Reputation: 435
I am trying to get href from the link, please find my codes:
url ='http://money.finance.sina.com.cn/bond/notice/sz149412.html'
link = driver.find_element_by_xpath("//div[@class='blk01'])//ul//li[3]//a[contains(text(),'发行信息']").get_attribute('href')
print(link)
error
invalid selector: Unable to locate an element with the xpath expression
SyntaxError: Failed to execute 'evaluate' on 'Document': The string '//div[@class='blk01'])//ul/li[3]//a[contains(text(),'发行信息']' is not a valid XPath expression.
Seems it is not a valid xpath, but I cannot figure out the error, any help will be appreciated!
Thanks
Upvotes: 1
Views: 363
Reputation: 28595
Any particular reason to use Selenium here? It's present in the html source, so would be more efficient to use requests
and beautifulsoup
.
import requests
from bs4 import BeautifulSoup
url = 'http://money.finance.sina.com.cn/bond/notice/sz149412.html'
response = requests.get(url)
soup = BeautifulSoup(response.text, 'html.parser')

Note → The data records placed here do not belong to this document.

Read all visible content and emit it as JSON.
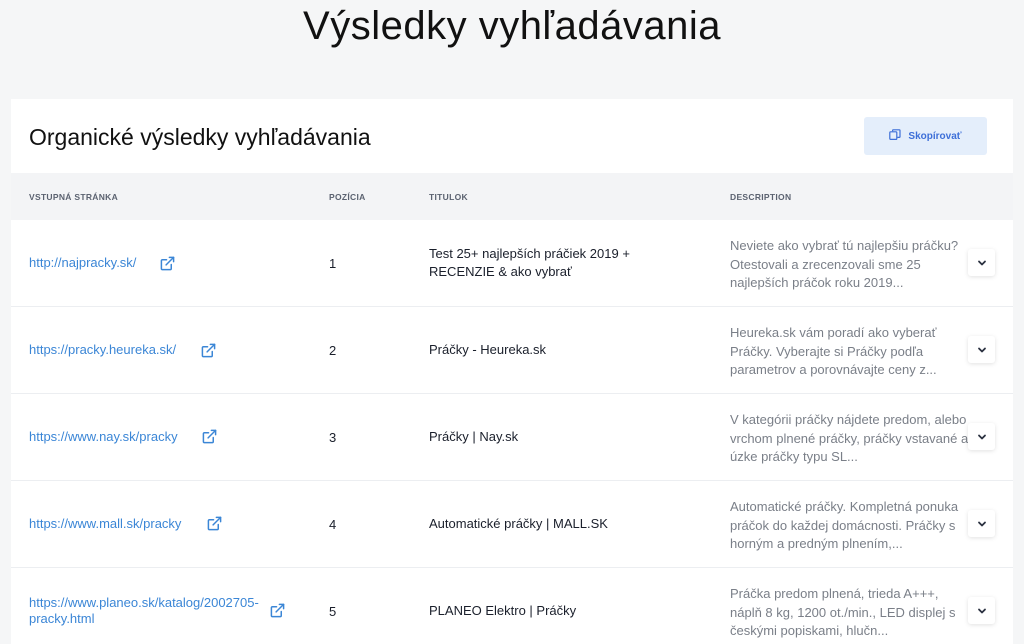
{
  "page": {
    "title": "Výsledky vyhľadávania"
  },
  "card": {
    "title": "Organické výsledky vyhľadávania",
    "copy_label": "Skopírovať",
    "copy_icon": "copy-icon"
  },
  "table": {
    "headers": {
      "page": "VSTUPNÁ STRÁNKA",
      "position": "POZÍCIA",
      "title": "TITULOK",
      "description": "DESCRIPTION"
    },
    "rows": [
      {
        "url": "http://najpracky.sk/",
        "position": "1",
        "title": "Test 25+ najlepších práčiek 2019 + RECENZIE & ako vybrať",
        "description": "Neviete ako vybrať tú najlepšiu práčku? Otestovali a zrecenzovali sme 25 najlepších práčok roku 2019..."
      },
      {
        "url": "https://pracky.heureka.sk/",
        "position": "2",
        "title": "Práčky - Heureka.sk",
        "description": "Heureka.sk vám poradí ako vyberať Práčky. Vyberajte si Práčky podľa parametrov a porovnávajte ceny z..."
      },
      {
        "url": "https://www.nay.sk/pracky",
        "position": "3",
        "title": "Práčky | Nay.sk",
        "description": "V kategórii práčky nájdete predom, alebo vrchom plnené práčky, práčky vstavané a úzke práčky typu SL..."
      },
      {
        "url": "https://www.mall.sk/pracky",
        "position": "4",
        "title": "Automatické práčky | MALL.SK",
        "description": "Automatické práčky. Kompletná ponuka práčok do každej domácnosti. Práčky s horným a predným plnením,..."
      },
      {
        "url": "https://www.planeo.sk/katalog/2002705-pracky.html",
        "position": "5",
        "title": "PLANEO Elektro | Práčky",
        "description": "Práčka predom plnená, trieda A+++, náplň 8 kg, 1200 ot./min., LED displej s českými popiskami, hlučn..."
      }
    ]
  },
  "colors": {
    "link": "#3b86d6",
    "copy_bg": "#e4eefb",
    "copy_text": "#3d6fd8",
    "header_bg": "#f3f4f6"
  },
  "icons": {
    "external_link": "external-link-icon",
    "expand": "chevron-down-icon"
  }
}
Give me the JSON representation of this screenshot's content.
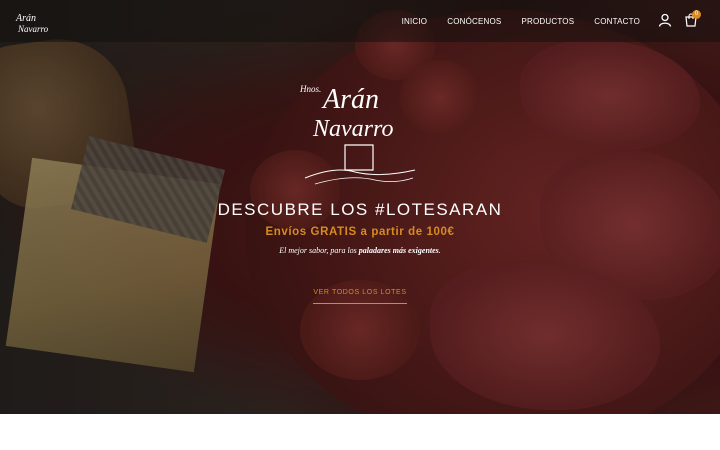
{
  "nav": {
    "logo_alt": "Hermanos Arán Navarro",
    "items": [
      {
        "label": "INICIO"
      },
      {
        "label": "CONÓCENOS"
      },
      {
        "label": "PRODUCTOS"
      },
      {
        "label": "CONTACTO"
      }
    ],
    "cart_count": "0"
  },
  "hero": {
    "logo_text_top": "Hnos.",
    "logo_text_1": "Arán",
    "logo_text_2": "Navarro",
    "headline": "DESCUBRE LOS #LOTESARAN",
    "subline": "Envíos GRATIS a partir de 100€",
    "tagline_part1": "El mejor sabor, para los ",
    "tagline_bold": "paladares más exigentes",
    "tagline_end": ".",
    "cta_label": "VER TODOS LOS LOTES"
  },
  "colors": {
    "accent": "#d98b1f",
    "nav_bg": "#14100e",
    "text_light": "#ffffff"
  }
}
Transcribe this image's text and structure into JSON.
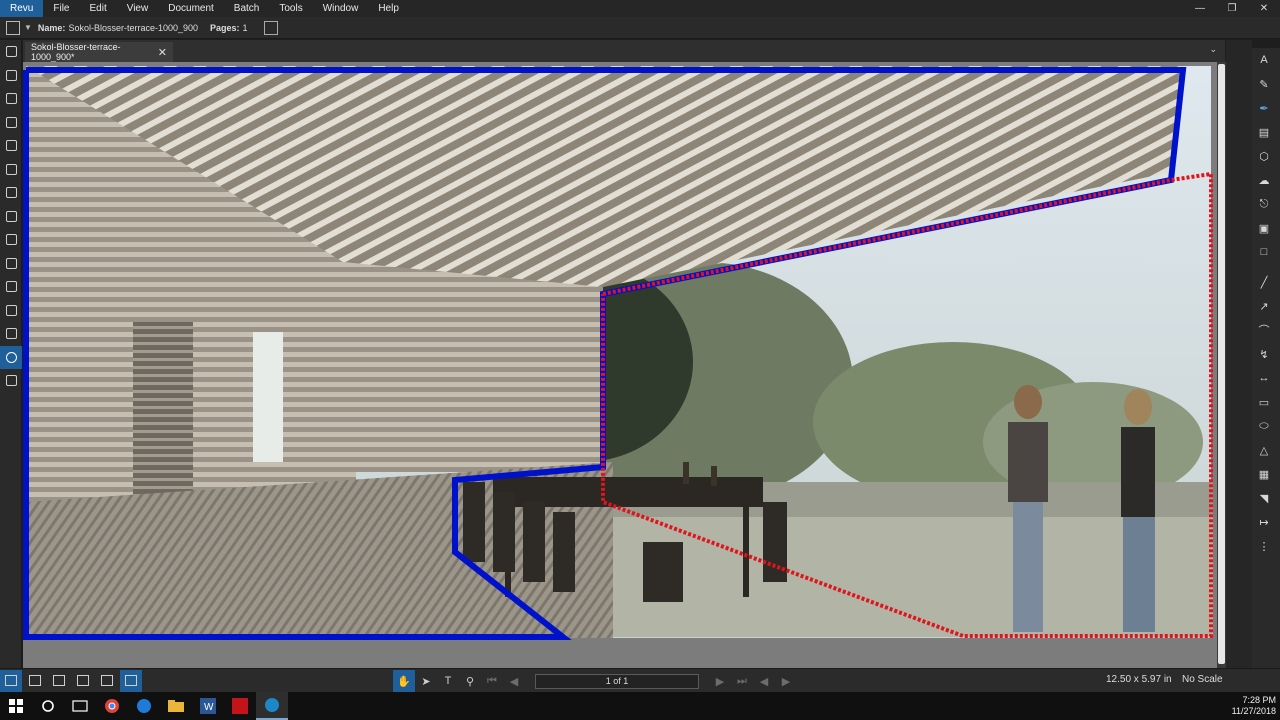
{
  "menu": {
    "items": [
      "Revu",
      "File",
      "Edit",
      "View",
      "Document",
      "Batch",
      "Tools",
      "Window",
      "Help"
    ],
    "window_controls": [
      "minimize",
      "restore",
      "close"
    ]
  },
  "properties": {
    "name_label": "Name:",
    "name_value": "Sokol-Blosser-terrace-1000_900",
    "pages_label": "Pages:",
    "pages_value": "1"
  },
  "tab": {
    "title": "Sokol-Blosser-terrace-1000_900*",
    "close": "✕"
  },
  "canvas": {
    "markup_blue": "#0011cc",
    "markup_red": "#e0141c"
  },
  "left_panel_icons": [
    "thumbnails-icon",
    "bookmarks-icon",
    "layers-icon",
    "file-access-icon",
    "signatures-icon",
    "links-icon",
    "settings-icon",
    "measurements-icon",
    "markups-list-icon",
    "tool-chest-icon",
    "properties-icon",
    "stamp-icon",
    "search-icon",
    "sets-icon"
  ],
  "right_tools": [
    "text-icon",
    "highlight-icon",
    "pen-icon",
    "callout-icon",
    "polygon-icon",
    "cloud-icon",
    "stamp-icon",
    "image-icon",
    "snapshot-icon",
    "line-icon",
    "arrow-icon",
    "arc-icon",
    "polyline-icon",
    "dimension-icon",
    "rectangle-icon",
    "ellipse-icon",
    "area-icon",
    "sketch-icon",
    "crop-icon",
    "measure-icon",
    "count-icon"
  ],
  "status": {
    "page_field": "1 of 1",
    "dimensions": "12.50 x 5.97 in",
    "scale": "No Scale"
  },
  "taskbar": {
    "time": "7:28 PM",
    "date": "11/27/2018"
  }
}
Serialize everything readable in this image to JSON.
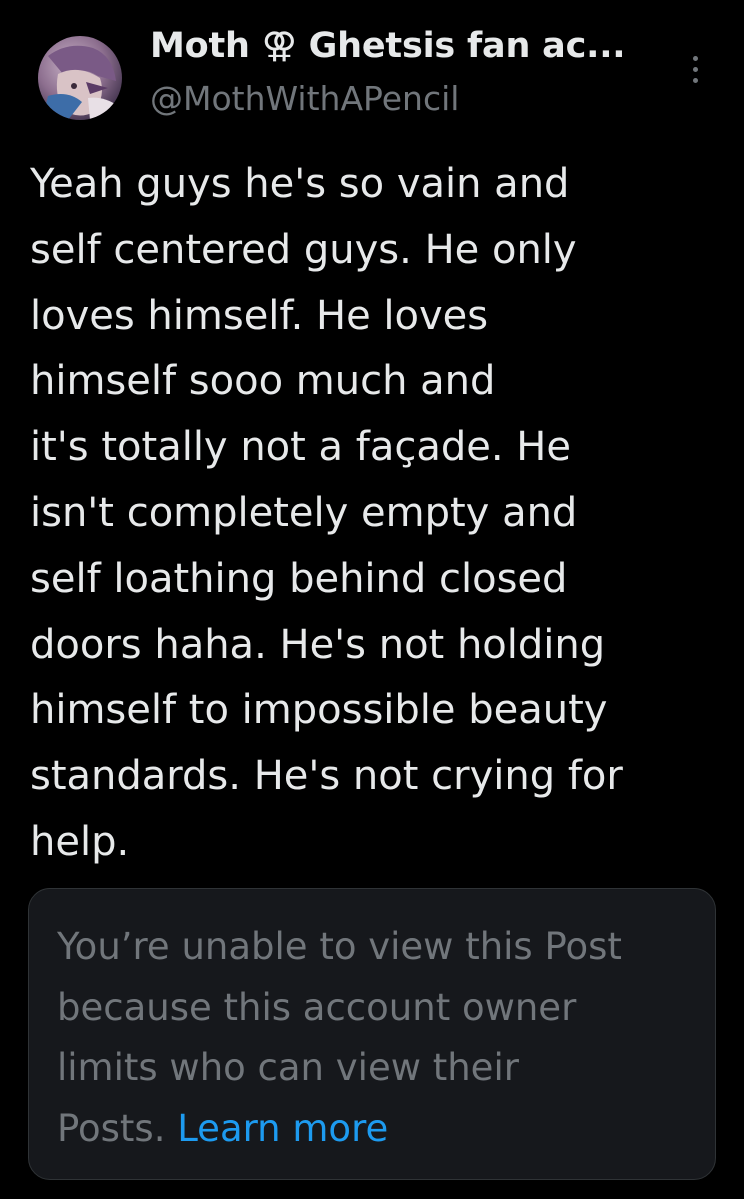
{
  "author": {
    "display_name": "Moth ⚢ Ghetsis fan ac...",
    "handle": "@MothWithAPencil"
  },
  "tweet": {
    "lines": [
      "Yeah guys he's so vain and",
      "self centered guys. He only",
      "loves himself. He loves",
      "himself sooo much and",
      "it's totally not a façade. He",
      "isn't completely empty and",
      "self loathing behind closed",
      "doors haha. He's not holding",
      "himself to impossible beauty",
      "standards. He's not crying for",
      "help."
    ]
  },
  "notice": {
    "lines": [
      "You’re unable to view this Post",
      "because this account owner",
      "limits who can view their"
    ],
    "last_line_prefix": "Posts. ",
    "learn_more_label": "Learn more"
  },
  "colors": {
    "background": "#000000",
    "primary_text": "#e7e9ea",
    "secondary_text": "#71767b",
    "link": "#1d9bf0",
    "card_background": "#16181c"
  },
  "icons": {
    "more": "more-vertical-icon"
  }
}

a_tag = soup.select_one('a:contains("发行信息")')
#a_tag = soup.select_one('a:-soup-contains("发行信息")') # <- depending what version of bs4 you have, the above may throw error since it's depricated
link = a_tag['href']
Ouput:
print(link)
http://money.finance.sina.com.cn/bond/issue/sz149412.html
Upvotes: 0
Reputation: 4212
//div[@class='blk01'])//ul//li[3]//a[contains(text(),'发行信息']
does not seem to be a stable xpath and also you mess up with ' and ". This is the main problem.
Try this first:
find_element_by_xpath('//div[@class="blk01"])//ul//li[3]//a[contains(text(),"发行信息"]')
If it works, try just:
find_element_by_xpath('//a[contains(text(),"发行信息"]')
The goal is to make xpath
as short as possible.
Upvotes: 0
Reputation: 663
# Importing necessary modules
from seleniumwire import webdriver
from webdriver_manager.chrome import ChromeDriverManager
import time
# WebDriver Chrome
driver = webdriver.Chrome(ChromeDriverManager().install())
# Target URL
url = 'http://money.finance.sina.com.cn/bond/notice/sz149412.html'
driver.get(url)
time.sleep(5)
link = driver.find_element_by_xpath('//*[@class="blue" and contains(text(),"发行信息")]').get_attribute('href')
print(link)
Upvotes: 0
Reputation: 9969
//a[contains(text(),'发行信息')]
Even this would work.
print(link.get_attribute("href"))
Upvotes: 2
Reputation: 1957
try this instead:
link = driver.find_element_by_xpath('//div[@class="blk01"]//ul//li[3]//a[contains(text(), "发行信息")]')
print(link.get_attribute("href"))
Upvotes: 1